The reference alignments included in this repository are:

  • resources/alignments/McInerney_Master_Alignment_July18_2018.fasta.gz
  • resources/alignments/hsapiensCRS7k.fasta.gz

McInerney_Master_Alignment_July18_2018.fasta.gz is the novel reference alignment constructed in 2018 from the sequences downloaded on the 18th of July, 2018. It contains 44,299 aligned complete mitochondrial DNA sequences. These sequences are all 16,569 DNA nucleotide states long (to match the numbering conventions of the revised Cambridge Reference Sequence - Andrews et al., 1999). From this alignment the Reference Panels were filtered down to 36,960 sequences and filtered to thresholds detailed in McInerney et al. (2020).

hsapiensCRS7k.fasta.gz is the previous reference alignment constructed in 2011 by Dr's Simon Easteal and Lars Jermiin. It contains 7,747 aligned complete mitochondrial DNA sequences. These sequences are all 16,569 DNA nucleotide states long (to match the numbering conventions of the revised Cambridge Reference Sequence - Andrews et al., 1999).
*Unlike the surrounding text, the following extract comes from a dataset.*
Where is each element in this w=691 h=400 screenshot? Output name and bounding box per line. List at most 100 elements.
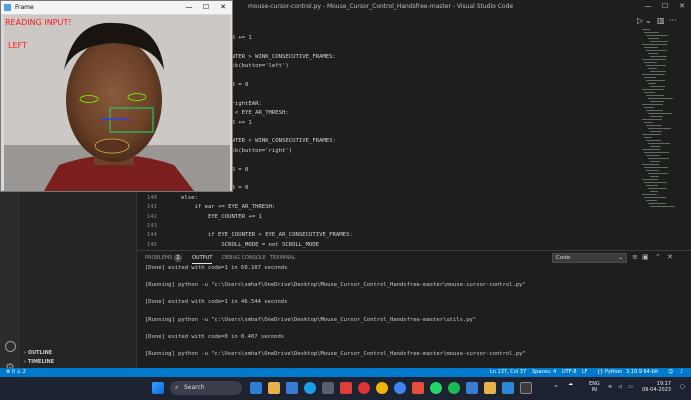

This curated alignment was used to align the sequences downloaded on the 18th of July 2018. Novel sequences were aligned in batches of 2,500 sequences. Any gaps forced into hsapiensCRS7k.fasta.gz were removed.

Reference Panels

The reference panels included in this repository are:

  • ReferencePanel_v1_0.01
  • ReferencePanel_v1_0.005
  • ReferencePanel_v1_0.001

Each of these corresponds to a filtering of sites to a minor allele frequency of 1%, 0.5%, and 0.01%, respectively. All reference panels contain variant information for the 36,960 sequences from the McInerney_Master_Alignment_July18_2018.fasta.gz reference alignment.
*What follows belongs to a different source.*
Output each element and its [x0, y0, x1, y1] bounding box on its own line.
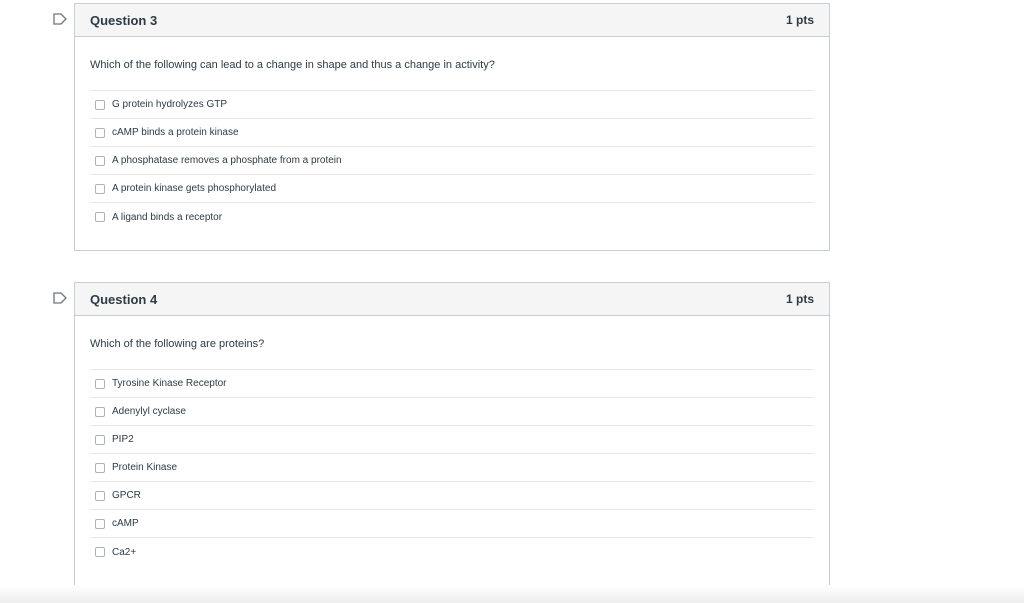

All references panels can be found in the directory: MitoImpute/resources/ in their own specific subdirectory. Each reference panel is stored in VCF (*.vcf.gz) and oxford (*.gen.gz, .*hap.gz, *.legend.gz, *.samples) formats. These files will be necessary for using a reference panel for genotype imputation.

MitoImpute

MitoImpute is a snakemake pipeline for the imputation of mitochondrial genomes using Impute2 Chromosome X framework. The steps in the pipline include:

  1. Change sex of all samples to male (as males are haploid for the X chromsome)
  2. Extract mtSNPs from Bplink (.bed/.bim/.fam)
  3. Check reference alignment (hg19, Yoruba, or b37, rCRS) of mtSNPs - converts YRI to rCRS.
  4. Converts Bplink files to:
    • oxford format (.gen/.sample)
    • plink format (.map/.ped)
  5. Runs the chromsome X Impute2 imputation protocol. This step uses a custom mitochondrial genome reference panel.
  6. Fixes chromosome label on the Impute2 output
  7. Converts the Imputed files to:
    • Bplink format
    • Plink format
    • vcf format
  8. Generates plots for Info Score and assigned Haplogroups

DAG

Getting Started

Installation

Be sure to download and install the latest versions of the following software packages:

  1. Miniconda Python 3
  2. Snakemake

MitoImpute can be installed on a git-enabled machine by typeing:

git clone https://github.com/sjfandrews/MitoImpute

Usage Overview

MitoImpute

To impute mitochondrial SNPs in a study dataset, run the following code:

snakemake -j --use-conda

Options for the snakemake file are set in the corresponding config file config/config.yaml file. The avaliable options are:

SAMPLE: 'name of input binary plink file'
DATAIN: 'path/to/input/directory'
DATAOUT: 'path/to/output/directory'
REFAF: [0.01, 0.005, 0.001, 'example']
INFOCUT: Info score threshold
ITER: Total number of MCMC iterations to perform, including burn-in.
BURNIN: Number of MCMC iteractions to discard as burn-in

The default options are for the example dataset.

Reference panel

A custom reference panels for imputation can be found in the resources/ directory. The key files consist of:

  1. -h: A file of known haplotypes (ReferencePanel.hap.gz).
  2. -l: Legend file(s) with information about the SNPs in the -h file (ReferencePanel.legend.gz)
  3. -m: A fine-scale recombination map for the region to be analyzed (MtMap.txt)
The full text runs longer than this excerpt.